Jack Zipes (adaptation)/John Barth (introduction)
The Arabian Nights Volume II: More Marvels and Wonders of the Thousand and One Nights (Signet Classics)
John Barth's introduction to this edition of Scheherazade's classic tales is a classic unto itself. Ideally, a first-rate introduction is capable of piquing curiosity in the newbie and reawakening that same curiosity, but on a deeper level, in a reader who's previously read the book. Here, Barth succeeds on both counts, and he goes a step further by folding in autobiographical tidbits and, for those familiar with his body of work, clues about how The Arabian Nights has informed his unique brand of storytelling. Barth, who turns 80 in May, crafts an introduction-within-an-introduction to a book comprised of stories and stories-within-stories. It's a bit of literary bravura that leaves you with a deeper appreciation of Scheherazadean and Barthian style.
William L. Gresham
Nightmare Alley (New York Review Books)
Gresham, a Baltimore native, wrote this noir-ish tale of carny life and snake oil spiritualism in the mid-1940s. Though out of print for years, it's been adapted to film (the 1947 movie starred Tyrone Power), a graphic novel (by Spain Rodriguez in 2003), and a new musical (which opens this month in Los Angeles). This new edition (with intro by Nick Tosches) of Gresham's deliciously dark original will thrill fans of hard-boiled fiction by the likes of Jim Thompson and Dashiell Hammett. Protagonist Stan Carlisle graduates from carnival sideshows to high society séances, and Gresham pulls us into those worlds with extraordinary detail and a cast of characters that would make Freaks director Tod Browning envious. Carlisle's rise is gripping stuff, but his fall is even more dramatic, as Gresham neatly wraps up the story with electrifying precision and a startlingly creepy climax that's linked to the book's opening scene.
Theodore Kornweibel, Jr.
Railroads in the African American Experience: A Photographic Journey (Johns Hopkins)

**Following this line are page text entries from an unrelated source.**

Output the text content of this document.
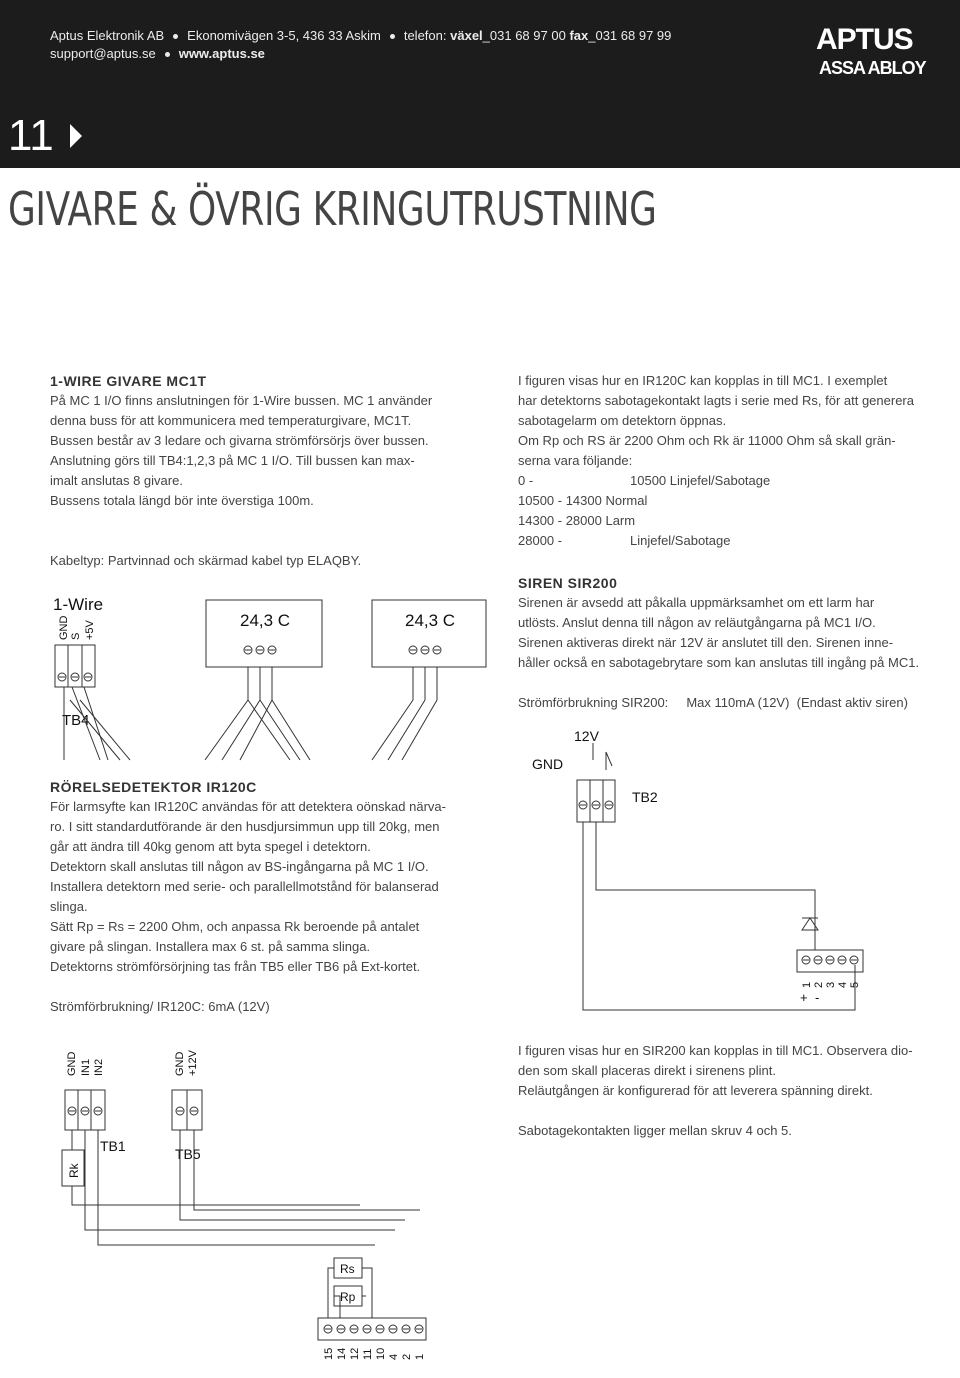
Aptus Elektronik AB Ekonomivägen 3-5, 436 33 Askim telefon: växel_031 68 97 00 fax_031 68 97 99
support@aptus.se www.aptus.se	APTUS
ASSA ABLOY
11
GIVARE & ÖVRIG KRINGUTRUSTNING
1-WIRE GIVARE MC1T

På MC 1 I/O finns anslutningen för 1-Wire bussen. MC 1 använder

denna buss för att kommunicera med temperaturgivare, MC1T.

Bussen består av 3 ledare och givarna strömförsörjs över bussen.

Anslutning görs till TB4:1,2,3 på MC 1 I/O. Till bussen kan max-

imalt anslutas 8 givare.

Bussens totala längd bör inte överstiga 100m.

Kabeltyp: Partvinnad och skärmad kabel typ ELAQBY.

I figuren visas hur en IR120C kan kopplas in till MC1. I exemplet

har detektorns sabotagekontakt lagts i serie med Rs, för att generera

sabotagelarm om detektorn öppnas.

Om Rp och RS är 2200 Ohm och Rk är 11000 Ohm så skall grän-

serna vara följande:

0 -	10500 Linjefel/Sabotage
10500 - 14300 Normal
14300 - 28000 Larm
28000 -	Linjefel/Sabotage
SIREN SIR200

Sirenen är avsedd att påkalla uppmärksamhet om ett larm har

utlösts. Anslut denna till någon av reläutgångarna på MC1 I/O.

Sirenen aktiveras direkt när 12V är anslutet till den. Sirenen inne-

håller också en sabotagebrytare som kan anslutas till ingång på MC1.

Strömförbrukning SIR200:     Max 110mA (12V)  (Endast aktiv siren)

RÖRELSEDETEKTOR IR120C

För larmsyfte kan IR120C användas för att detektera oönskad närva-

ro. I sitt standardutförande är den husdjursimmun upp till 20kg, men

går att ändra till 40kg genom att byta spegel i detektorn.

Detektorn skall anslutas till någon av BS-ingångarna på MC 1 I/O.

Installera detektorn med serie- och parallellmotstånd för balanserad

slinga.

Sätt Rp = Rs = 2200 Ohm, och anpassa Rk beroende på antalet

givare på slingan. Installera max 6 st. på samma slinga.

Detektorns strömförsörjning tas från TB5 eller TB6 på Ext-kortet.

Strömförbrukning/ IR120C: 6mA (12V)

I figuren visas hur en SIR200 kan kopplas in till MC1. Observera dio-

den som skall placeras direkt i sirenens plint.

Reläutgången är konfigurerad för att leverera spänning direkt.

Sabotagekontakten ligger mellan skruv 4 och 5.

1-Wire
GND S +5V
TB4
24,3 C	24,3 C
12V
GND
TB2
1 2 3 4 5
+ -
GND IN1 IN2
TB1
GND +12V
TB5
Rk
Rs
Rp
15 14 12 11 10 4 2 1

A. Philip Randolph and the Brotherhood of Sleeping Car Porters may not get the same play as, say, Rosa Parks, but they were no less important in the Civil Rights struggle. This handsome volume implicitly makes that point as it documents the vital role railroads have played in African-American culture. Kornweibel writes with the meticulous sweep of a historian, and hundreds of amazing photographs and related ephemera help tell the story, from laying track to Amtrak. The railroad companies' own promotional photographs from the 1940s and 1950s, showing an all-black staff serving all-white customers (with smiles all around), are disquieting, but they also illustrate how African-Americans came to change the railroad system, and the country as a whole.